How many negatives are we talking about, Vic? If it is just a few, then you could probably have them scanned at a local drug store that does printing(I know the Fuji Frontier digital printing machines can do it.) If it is more, you might want to pick up a film scanner to digitize them. I know Nikon makes a very good one, and you might be able to pick up a used older one relatively cheap. The Coolscan V/5000 are both very good.
 
I saw a device over the weekend that plugs into the usb port for $99.00 that will scan negatives and slides to a memory stick. I do not remember who makes the thing

dbii
 
Epson flatbed scanners have always had the best scan-quality (to me) for the best price...a new one typically ran about $250. The Nikons are set up for professional mass-quantity scanning (you can scan uncut 36 exposure strips, whereas the Epsons would scan 12 frames, in two six-strips or a four-strip and half of another strip). I've never really gone cheap with my negative scanners, since I want the best quality possible for a price I could afford, but you can most likely find a good Epson or Nikon, used, for a good price online on Ebay or Craigslist. So, it all depends on how many negatives you're planning on scanning, whether you need a flatbed, or whether the cost of taking in the negatives and having them done all at once so that you don't have to buy a scanner and then have it sitting around doing nothing because you've converted to digital and no longer need it. Its a coin-toss, and there's benefits and disadvantages whichever way you decide to go.
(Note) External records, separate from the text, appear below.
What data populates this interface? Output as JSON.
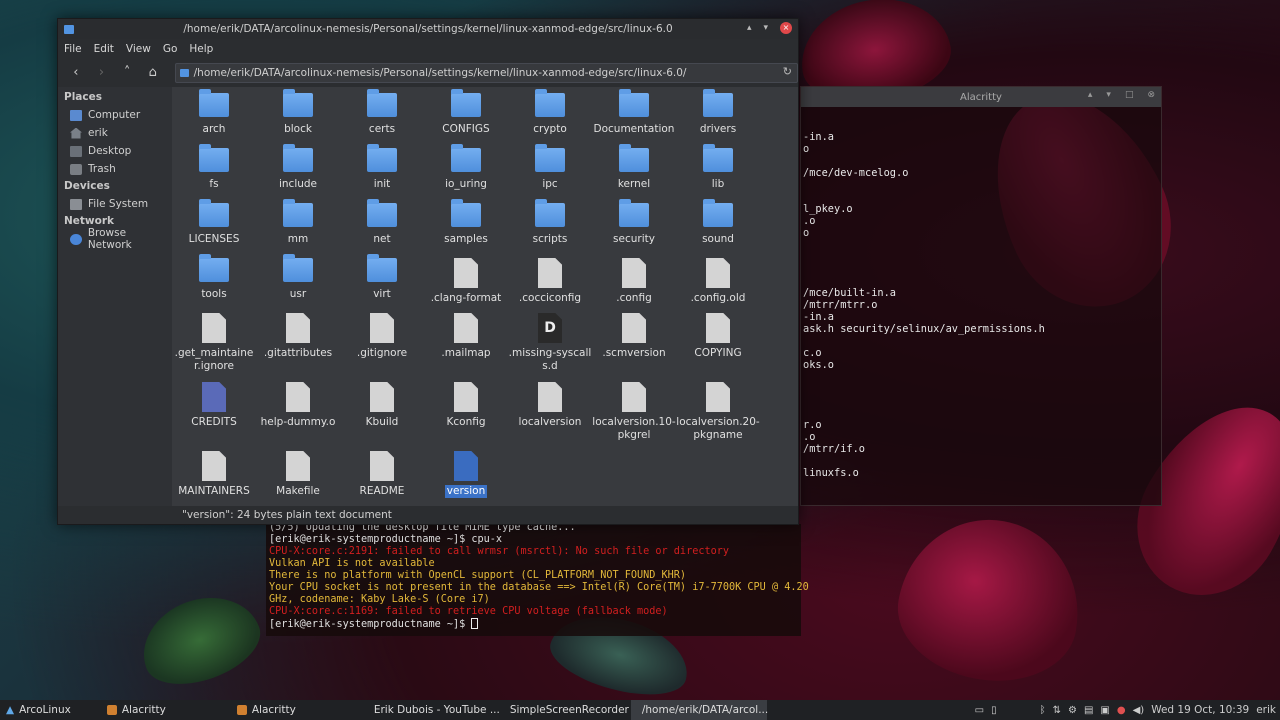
{
  "file_manager": {
    "title": "/home/erik/DATA/arcolinux-nemesis/Personal/settings/kernel/linux-xanmod-edge/src/linux-6.0",
    "menu": [
      "File",
      "Edit",
      "View",
      "Go",
      "Help"
    ],
    "path": "/home/erik/DATA/arcolinux-nemesis/Personal/settings/kernel/linux-xanmod-edge/src/linux-6.0/",
    "sidebar": {
      "places_label": "Places",
      "places": [
        "Computer",
        "erik",
        "Desktop",
        "Trash"
      ],
      "devices_label": "Devices",
      "devices": [
        "File System"
      ],
      "network_label": "Network",
      "network": [
        "Browse Network"
      ]
    },
    "items": [
      {
        "name": "arch",
        "kind": "folder"
      },
      {
        "name": "block",
        "kind": "folder"
      },
      {
        "name": "certs",
        "kind": "folder"
      },
      {
        "name": "CONFIGS",
        "kind": "folder"
      },
      {
        "name": "crypto",
        "kind": "folder"
      },
      {
        "name": "Documentation",
        "kind": "folder"
      },
      {
        "name": "drivers",
        "kind": "folder"
      },
      {
        "name": "fs",
        "kind": "folder"
      },
      {
        "name": "include",
        "kind": "folder"
      },
      {
        "name": "init",
        "kind": "folder"
      },
      {
        "name": "io_uring",
        "kind": "folder"
      },
      {
        "name": "ipc",
        "kind": "folder"
      },
      {
        "name": "kernel",
        "kind": "folder"
      },
      {
        "name": "lib",
        "kind": "folder"
      },
      {
        "name": "LICENSES",
        "kind": "folder"
      },
      {
        "name": "mm",
        "kind": "folder"
      },
      {
        "name": "net",
        "kind": "folder"
      },
      {
        "name": "samples",
        "kind": "folder"
      },
      {
        "name": "scripts",
        "kind": "folder"
      },
      {
        "name": "security",
        "kind": "folder"
      },
      {
        "name": "sound",
        "kind": "folder"
      },
      {
        "name": "tools",
        "kind": "folder"
      },
      {
        "name": "usr",
        "kind": "folder"
      },
      {
        "name": "virt",
        "kind": "folder"
      },
      {
        "name": ".clang-format",
        "kind": "doc"
      },
      {
        "name": ".cocciconfig",
        "kind": "doc"
      },
      {
        "name": ".config",
        "kind": "doc"
      },
      {
        "name": ".config.old",
        "kind": "doc"
      },
      {
        "name": ".get_maintainer.ignore",
        "kind": "doc"
      },
      {
        "name": ".gitattributes",
        "kind": "doc"
      },
      {
        "name": ".gitignore",
        "kind": "doc"
      },
      {
        "name": ".mailmap",
        "kind": "doc"
      },
      {
        "name": ".missing-syscalls.d",
        "kind": "dark",
        "glyph": "D"
      },
      {
        "name": ".scmversion",
        "kind": "doc"
      },
      {
        "name": "COPYING",
        "kind": "doc"
      },
      {
        "name": "CREDITS",
        "kind": "credits"
      },
      {
        "name": "help-dummy.o",
        "kind": "doc"
      },
      {
        "name": "Kbuild",
        "kind": "doc"
      },
      {
        "name": "Kconfig",
        "kind": "doc"
      },
      {
        "name": "localversion",
        "kind": "doc"
      },
      {
        "name": "localversion.10-pkgrel",
        "kind": "doc"
      },
      {
        "name": "localversion.20-pkgname",
        "kind": "doc"
      },
      {
        "name": "MAINTAINERS",
        "kind": "doc"
      },
      {
        "name": "Makefile",
        "kind": "doc"
      },
      {
        "name": "README",
        "kind": "doc"
      },
      {
        "name": "version",
        "kind": "selected"
      }
    ],
    "status": "\"version\": 24 bytes plain text document"
  },
  "alacritty_bg": {
    "title": "Alacritty",
    "lines": [
      "",
      "",
      "-in.a",
      "o",
      "",
      "/mce/dev-mcelog.o",
      "",
      "",
      "l_pkey.o",
      ".o",
      "o",
      "",
      "",
      "",
      "",
      "/mce/built-in.a",
      "/mtrr/mtrr.o",
      "-in.a",
      "ask.h security/selinux/av_permissions.h",
      "",
      "c.o",
      "oks.o",
      "",
      "",
      "",
      "",
      "r.o",
      ".o",
      "/mtrr/if.o",
      "",
      "linuxfs.o"
    ]
  },
  "terminal": {
    "line1": "(5/5) Updating the desktop file MIME type cache...",
    "prompt1": "[erik@erik-systemproductname ~]$ cpu-x",
    "err1": "CPU-X:core.c:2191: failed to call wrmsr (msrctl): No such file or directory",
    "warn1": "Vulkan API is not available",
    "warn2": "There is no platform with OpenCL support (CL_PLATFORM_NOT_FOUND_KHR)",
    "warn3": "Your CPU socket is not present in the database ==> Intel(R) Core(TM) i7-7700K CPU @ 4.20",
    "warn4": "GHz, codename: Kaby Lake-S (Core i7)",
    "err2": "CPU-X:core.c:1169: failed to retrieve CPU voltage (fallback mode)",
    "prompt2": "[erik@erik-systemproductname ~]$ "
  },
  "taskbar": {
    "items": [
      "ArcoLinux",
      "Alacritty",
      "Alacritty",
      "Erik Dubois - YouTube ...",
      "SimpleScreenRecorder",
      "/home/erik/DATA/arcol..."
    ],
    "clock": "Wed 19 Oct, 10:39",
    "user": "erik"
  }
}
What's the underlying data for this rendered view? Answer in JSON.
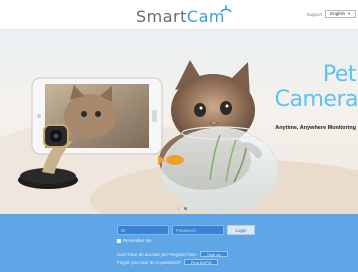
{
  "header": {
    "logo_part1": "Smart",
    "logo_part2": "Cam",
    "language_label": "Support",
    "language_value": "English"
  },
  "hero": {
    "title_line1": "Pet",
    "title_line2": "Camera",
    "subtitle": "Anytime, Anywhere Monitoring",
    "slide_count": 2,
    "active_slide": 2
  },
  "login": {
    "id_placeholder": "ID",
    "password_placeholder": "Password",
    "login_button": "Login",
    "remember_label": "Remember me",
    "signup_prompt": "Don't have an account yet? Register here.",
    "signup_button": "Sign up",
    "forgot_prompt": "Forgot your user ID or password?",
    "forgot_button": "Find ID/PW"
  },
  "colors": {
    "accent": "#5cc2ef",
    "login_bg": "#5fa6e6",
    "input_bg": "#3a83d2"
  }
}
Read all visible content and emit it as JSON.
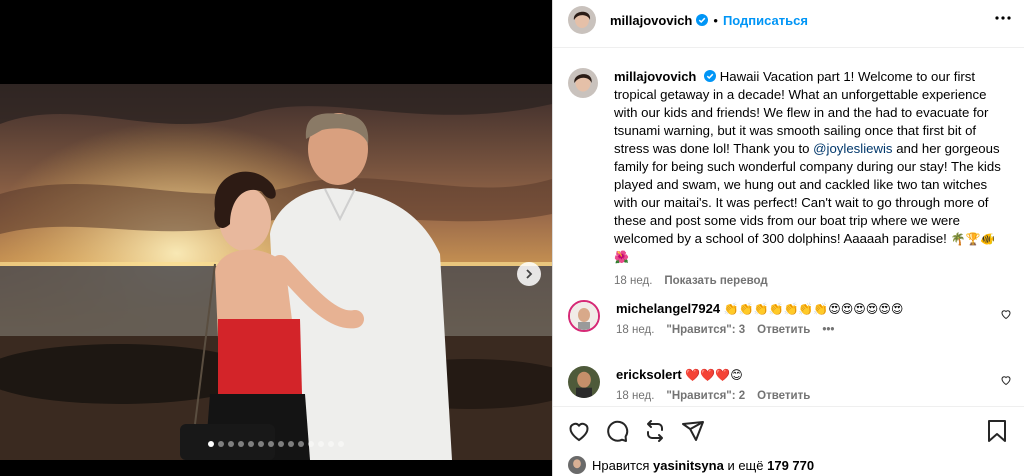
{
  "post": {
    "author": "millajovovich",
    "follow_label": "Подписаться",
    "separator": "•",
    "caption": "Hawaii Vacation part 1! Welcome to our first tropical getaway in a decade! What an unforgettable experience with our kids and friends! We flew in and the had to evacuate for tsunami warning, but it was smooth sailing once that first bit of stress was done lol! Thank you to",
    "caption_mention": "@joylesliewis",
    "caption_rest": "and her gorgeous family for being such wonderful company during our stay! The kids played and swam, we hung out and cackled like two tan witches with our maitai's. It was perfect! Can't wait to go through more of these and post some vids from our boat trip where we were welcomed by a school of 300 dolphins! Aaaaah paradise!",
    "caption_emojis": "🌴🏆🐠",
    "caption_flower": "🌺",
    "time": "18 нед.",
    "translate_label": "Показать перевод"
  },
  "comments": [
    {
      "user": "michelangel7924",
      "text": "👏👏👏👏👏👏👏😍😍😍😍😍😍",
      "time": "18 нед.",
      "likes": "\"Нравится\": 3",
      "reply": "Ответить",
      "more": "•••"
    },
    {
      "user": "ericksolert",
      "text": "❤️❤️❤️😊",
      "time": "18 нед.",
      "likes": "\"Нравится\": 2",
      "reply": "Ответить"
    }
  ],
  "likes": {
    "prefix": "Нравится",
    "user": "yasinitsyna",
    "middle": "и ещё",
    "count": "179 770"
  },
  "carousel": {
    "total_slides": 14,
    "active_index": 0
  },
  "colors": {
    "accent": "#0095f6",
    "mention": "#00376b",
    "verified": "#0095f6"
  }
}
I wouldn't sacrifice quality for price, though. So before you buy...research! Read reviews (Amazon.com is a great place to find reviews, as is www.bhphotovideo.com, www.newegg.com, and www.tigerdirect.com), don't get stuck with cheap crap. Your images will suffer.
 
Thanks for the help guys, I went out today and found a relatively cheap scanner that plugs into a USB which will enable me to download onto my external drive for storage.
:hotsun: :hotsun:
 
I would be very careful of any flatbed designs for scanning film. My experience is that they just don't work well.
 
I used the Epson flatbed for years (various models), and found them to be the best flatbeds for scanning negatives. They don't use a reflective surface to back-light the negatives, but have a seperate light-source built in to the lid that follows the scanner element as it travels. Granted, the Kodak and Nikon film/slide scanners are going to be the best, but I couldn't afford those.